This question is similar to this one.
I am unsure about the assumptions made in Theorem 6.20 of Apostol's Mathematical Analysis, first edition:
Let $S \subseteq \mathbb{R}^2$ be open and $f\colon S \to \mathbb{R}$. If $D_1 f$, $D_2 f$ and $D_{2,1} f$ are continuous in a neighbourhood of the point $(x_0, y_0) \in S$, then $D_{1,2} f(x_0, y_0)$ exists and is equal to $D_{2,1} f(x_0, y_0)$.
The theorem and proof is basically the same as the one featured in this blog post, also mentioned in the above question.
By definition of partial derivatives, we need to prove that the limit
$$ \lim_{h \to 0} \frac{ D_2 f(x_0 + h, y_0) - D_2 f(x_0, y_0) }{h}$$
exists and is equal to $D_{2,1} f(x_0, y_0)$. For fixed $k$, introducing the function
$$ g_k(t) = f(x_0 + t, y_0 + k) - f(x_0 + t, y_0) $$
lets us write the numerator above as
$$ D_2 f(x_0 + h, y_0) - D_2 f(x_0, y_0) = \lim_{k \to 0} \frac{g_k(h) - g_k(0)}{k}.$$
Since $D_1 f$ exists (we do not require continuity of $D_1 f$) in a neighbourhood around $x_0, y_0$, $g_k$ is differentiable (with the obvious derivative) in a suitably small open interval around $0$. If we require $h$ to be inside this interval, the mean value theorem yields a $\overline h$ between $0$ and $h$ such that
$$ \frac{g_k(h) - g_k(0)}{k} = h \frac{g_k'(\overline h)}{k} = h \frac{D_1 f(x_0 + \overline h, y_0 + k) - D_1 f(x_0 + \overline h, y_0)}{k}.$$
For convenience, define the function (Apostol skips the details of the following steps)

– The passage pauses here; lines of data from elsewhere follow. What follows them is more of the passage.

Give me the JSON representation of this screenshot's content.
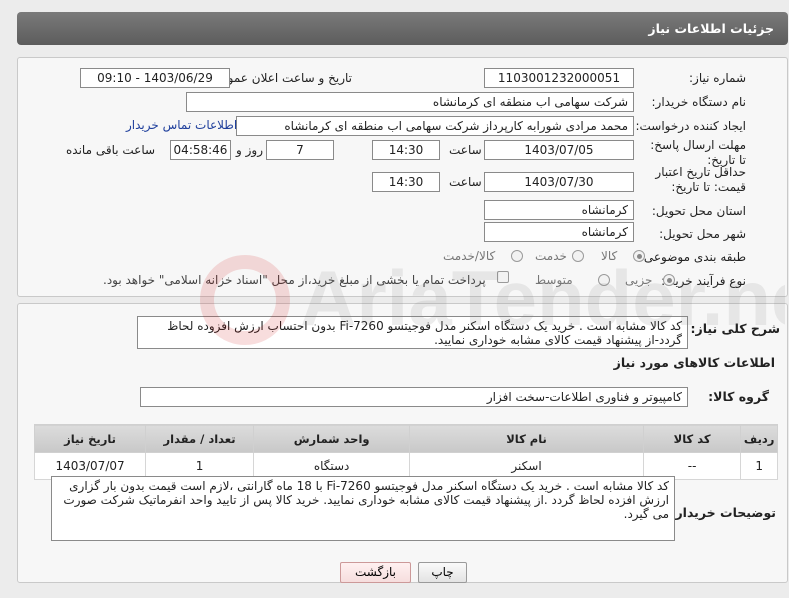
{
  "header": {
    "title": "جزئیات اطلاعات نیاز"
  },
  "form": {
    "need_number_label": "شماره نیاز:",
    "need_number": "1103001232000051",
    "announce_label": "تاریخ و ساعت اعلان عمومی:",
    "announce_value": "1403/06/29 - 09:10",
    "buyer_label": "نام دستگاه خریدار:",
    "buyer_value": "شرکت سهامی اب منطقه ای کرمانشاه",
    "creator_label": "ایجاد کننده درخواست:",
    "creator_value": "محمد مرادی شورابه کارپرداز شرکت سهامی اب منطقه ای کرمانشاه",
    "contact_link": "اطلاعات تماس خریدار",
    "deadline_label": "مهلت ارسال پاسخ: تا تاریخ:",
    "deadline_date": "1403/07/05",
    "time_label": "ساعت",
    "deadline_time": "14:30",
    "days_value": "7",
    "days_label": "روز و",
    "remaining_time": "04:58:46",
    "remaining_label": "ساعت باقی مانده",
    "validity_label": "حداقل تاریخ اعتبار قیمت: تا تاریخ:",
    "validity_date": "1403/07/30",
    "validity_time": "14:30",
    "province_label": "استان محل تحویل:",
    "province_value": "کرمانشاه",
    "city_label": "شهر محل تحویل:",
    "city_value": "کرمانشاه",
    "category_label": "طبقه بندی موضوعی:",
    "category_options": [
      "کالا",
      "خدمت",
      "کالا/خدمت"
    ],
    "category_selected": "کالا",
    "process_label": "نوع فرآیند خرید :",
    "process_options": [
      "جزیی",
      "متوسط"
    ],
    "process_selected": "جزیی",
    "payment_note": "پرداخت تمام یا بخشی از مبلغ خرید،از محل \"اسناد خزانه اسلامی\" خواهد بود."
  },
  "description": {
    "label": "شرح کلی نیاز:",
    "text": "کد کالا مشابه است . خرید یک دستگاه اسکنر مدل فوجیتسو Fi-7260 بدون احتساب ارزش افزوده لحاظ گردد-از پیشنهاد قیمت کالای مشابه خوداری نمایید."
  },
  "goods": {
    "section_title": "اطلاعات کالاهای مورد نیاز",
    "group_label": "گروه کالا:",
    "group_value": "کامپیوتر و فناوری اطلاعات-سخت افزار",
    "columns": [
      "ردیف",
      "کد کالا",
      "نام کالا",
      "واحد شمارش",
      "تعداد / مقدار",
      "تاریخ نیاز"
    ],
    "rows": [
      [
        "1",
        "--",
        "اسکنر",
        "دستگاه",
        "1",
        "1403/07/07"
      ]
    ]
  },
  "buyer_notes": {
    "label": "توضیحات خریدار:",
    "text": "کد کالا مشابه است . خرید یک دستگاه اسکنر مدل فوجیتسو Fi-7260 با 18 ماه گارانتی ،لازم است قیمت بدون بار گزاری ارزش افزده لحاظ گردد .از پیشنهاد قیمت کالای مشابه خوداری نمایید. خرید کالا پس از تایید واحد انفرماتیک شرکت صورت می گیرد."
  },
  "buttons": {
    "print": "چاپ",
    "back": "بازگشت"
  },
  "watermark": {
    "text": "AriaTender.net"
  }
}
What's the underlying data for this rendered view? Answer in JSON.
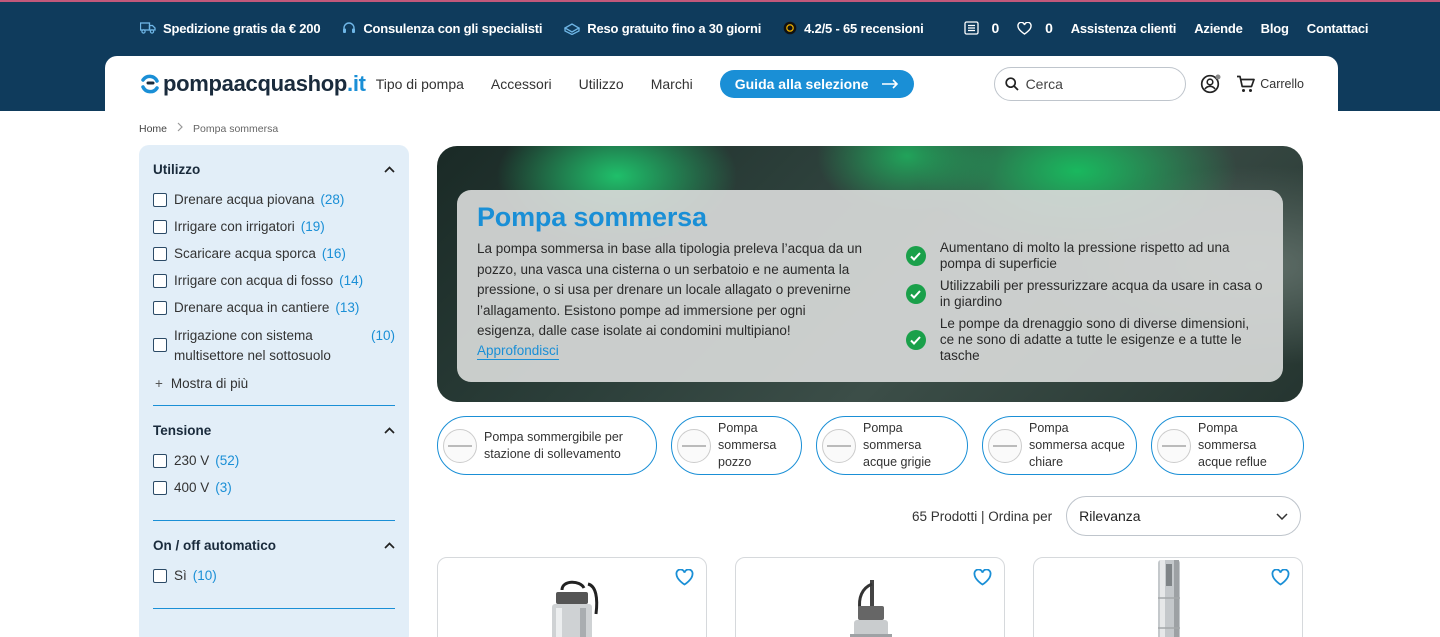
{
  "topbar": {
    "shipping": "Spedizione gratis da € 200",
    "consulting": "Consulenza con gli specialisti",
    "returns": "Reso gratuito fino a 30 giorni",
    "reviews": "4.2/5 - 65 recensioni",
    "compare_count": "0",
    "wishlist_count": "0",
    "customer_service": "Assistenza clienti",
    "business": "Aziende",
    "blog": "Blog",
    "contacts": "Contattaci"
  },
  "header": {
    "logo_main": "pompaacquashop",
    "logo_tld": ".it",
    "nav": [
      "Tipo di pompa",
      "Accessori",
      "Utilizzo",
      "Marchi"
    ],
    "guide_button": "Guida alla selezione",
    "search_placeholder": "Cerca",
    "cart_label": "Carrello"
  },
  "breadcrumb": {
    "home": "Home",
    "current": "Pompa sommersa"
  },
  "filters": [
    {
      "title": "Utilizzo",
      "options": [
        {
          "label": "Drenare acqua piovana",
          "count": "(28)"
        },
        {
          "label": "Irrigare con irrigatori",
          "count": "(19)"
        },
        {
          "label": "Scaricare acqua sporca",
          "count": "(16)"
        },
        {
          "label": "Irrigare con acqua di fosso",
          "count": "(14)"
        },
        {
          "label": "Drenare acqua in cantiere",
          "count": "(13)"
        },
        {
          "label": "Irrigazione con sistema multisettore nel sottosuolo",
          "count": "(10)"
        }
      ],
      "show_more": "Mostra di più"
    },
    {
      "title": "Tensione",
      "options": [
        {
          "label": "230 V",
          "count": "(52)"
        },
        {
          "label": "400 V",
          "count": "(3)"
        }
      ]
    },
    {
      "title": "On / off automatico",
      "options": [
        {
          "label": "Sì",
          "count": "(10)"
        }
      ]
    }
  ],
  "hero": {
    "title": "Pompa sommersa",
    "text": "La pompa sommersa in base alla tipologia preleva l’acqua da un pozzo, una vasca una cisterna o un serbatoio e ne aumenta la pressione, o si usa per drenare un locale allagato o prevenirne l’allagamento. Esistono pompe ad immersione per ogni esigenza, dalle case isolate ai condomini multipiano!",
    "link": "Approfondisci",
    "bullets": [
      "Aumentano di molto la pressione rispetto ad una pompa di superficie",
      "Utilizzabili per pressurizzare acqua da usare in casa o in giardino",
      "Le pompe da drenaggio sono di diverse dimensioni, ce ne sono di adatte a tutte le esigenze e a tutte le tasche"
    ]
  },
  "subcategories": [
    "Pompa sommergibile per stazione di sollevamento",
    "Pompa sommersa pozzo",
    "Pompa sommersa acque grigie",
    "Pompa sommersa acque chiare",
    "Pompa sommersa acque reflue"
  ],
  "listing": {
    "count_text": "65 Prodotti | Ordina per",
    "sort_value": "Rilevanza"
  },
  "colors": {
    "navy": "#0f3b5c",
    "accent": "#1a8fd6",
    "check_green": "#1aa04a",
    "sidebar_bg": "#e2eef8"
  }
}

$$ \phi(s) = D_1 f(x_0 + \overline h, y_0 + s) - D_1 f(x_0 + \overline h, y_0),$$
analogous to the above function $g_k$. By the existence (again, not continuity) of $D_{2,1}$ in a neighbourhood around $(x_0, y_0)$, $\phi$ is differentiable in an open interval around $y_0$. For fixed $k$, the mean value theorem then gives us a $\overline y$ between $y_0$ and $y_0 + k$ such that
$$ \frac{D_1 f(x_0 + \overline h, y_0 + k) - D_1 f(x_0 + \overline h, y_0)}{k} = D_{2,1} f(x_0 + \overline h, \overline y). $$
In total we get
$$ \frac{ D_2 f(x_0 + h, y_0) - D_2 f(x_0, y_0) }{h} = \lim_{k \to 0} D_{2,1}f(x_0 + \overline h, \overline y),$$
so the original limit is equal to
$$\lim_{h \to 0} \lim_{k \to 0} D_{2,1}f(x_0 + \overline h, \overline y).$$
So far we have not, as far as I can see, used continuity at all.
We cannot evaluate the limit directly, so introduce the function
$$ F(h) = \lim_{k \to 0} D_{2,1}f(x_0 + \overline h, \overline y), $$
i.e. just the inner limit as a function of $h$. Now by continuity of $D_{2,1}f$ at $(x_0, y_0)$ (that is, not in a neighbourhood around the point, only at the point itself), given $\epsilon > 0$ there is some $\delta > 0$ such that for $(x,y) \in N((x_0, y_0); \delta)$ we have
$$ \lVert D_{2,1} f(x,y) - D_{2,1}f(x_0, y_0) \rVert < \frac{\epsilon}{2}.$$
Choosing $h$ and $k$ such that $\lvert h \rvert, \lvert k \rvert < \delta/2$, the point $(x_0 + \overline h, \overline y)$ lies in this $\delta$-neighbourhood, so that
$$ 0 \leq \lVert D_{2,1} f(x_0 + \overline h, \overline y) - D_{2,1}f(x_0, y_0) \rVert < \frac{\epsilon}{2}.$$
Now taking the inner limit $k \to 0$ we get, by continuity of the norm,
$$ 0 \leq \lVert F(h) - D_{2,1}f(x_0, y_0) \rVert \leq \frac{\epsilon}{2} < \epsilon.$$
As far as I can tell, this does not require continuity of any of the derivatives, but only relies on the definition of the function $F$. This proves the theorem.
Only I cannot see how we use any type of continuity of $D_1 f$ and $D_2 f$, and it seems like only continuity of $D_{2,1} f$ at the point itself is needed.
Apostol does not include a proof of this theorem in the second edition of Mathematical Analysis, but he does mention it (with the same assumptions) on page 360.